Somehow I had a feeling that is where this was going. Look into a sterling engine. These are fairly efficient external combustion heat engines. The heat source does not matter. However, you will NEVER get more heat energy out of a generator running a heating element than what the engine requires to turn said generator. Look into these engines since there is a lot of information out there in real actual numbers about their efficiency that you can apply to real actual numbers about the efficiency of alternators. From here you will see that what you are trying to do is not possible. I am surprised this thread was not closed before I posted this.

22. Aug 12, 2016

### RonL

I for one think you are looking in the correct area of compressed air, but I feel you need to expand your knowledge base about "heat from electric" best wishes in your thoughts.
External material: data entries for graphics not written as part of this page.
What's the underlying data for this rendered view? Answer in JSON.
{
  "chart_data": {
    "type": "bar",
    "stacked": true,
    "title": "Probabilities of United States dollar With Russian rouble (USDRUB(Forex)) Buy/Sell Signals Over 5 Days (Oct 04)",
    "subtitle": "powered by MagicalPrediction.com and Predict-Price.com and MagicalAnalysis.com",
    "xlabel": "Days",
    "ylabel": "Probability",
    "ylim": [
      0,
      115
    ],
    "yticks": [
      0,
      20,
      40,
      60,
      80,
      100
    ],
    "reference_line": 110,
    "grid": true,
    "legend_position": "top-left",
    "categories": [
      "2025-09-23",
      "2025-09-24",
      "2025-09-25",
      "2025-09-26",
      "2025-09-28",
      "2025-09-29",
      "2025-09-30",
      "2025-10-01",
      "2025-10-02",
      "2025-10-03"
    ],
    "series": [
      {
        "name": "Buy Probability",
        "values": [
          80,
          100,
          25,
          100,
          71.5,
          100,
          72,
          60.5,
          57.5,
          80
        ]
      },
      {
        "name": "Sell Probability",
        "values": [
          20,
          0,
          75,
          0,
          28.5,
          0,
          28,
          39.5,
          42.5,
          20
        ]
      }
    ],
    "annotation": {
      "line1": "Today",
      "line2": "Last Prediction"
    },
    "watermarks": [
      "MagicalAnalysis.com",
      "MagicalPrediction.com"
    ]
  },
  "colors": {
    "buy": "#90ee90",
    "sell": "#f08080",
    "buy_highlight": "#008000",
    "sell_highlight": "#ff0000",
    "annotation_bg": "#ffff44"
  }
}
Lots of study material on the net, wiki might be the best start and as you learn, go to more detailed sites.

23. Aug 12, 2016

### Rakesh bhatoa

ok sir , but what is meant 12 volt in graph?

24. Aug 12, 2016

### Averagesupernova

It means exactly what it says. 12 volts. What good is a specification sheet if there is no reference to voltage? According to the graph, when the shaft speed hits 5000 RPM the alternator is able to supply about 90 amps at 12 volts. This is about 1080 watts. If the voltage were specified at 5 volts then the output would only be about 450 watts. The voltage regulator that exists in the alternator is responsible for maintaining the voltage at around 12 volts. Typically an automotive alternator regulates at about 14.25 volts.

25. Aug 13, 2016

### Rakesh bhatoa

Sir ,it means voltage varries as the rpm varries (1000 to 5000) or alternator does not supply the current at single voltage (12 v) with varrying rpm?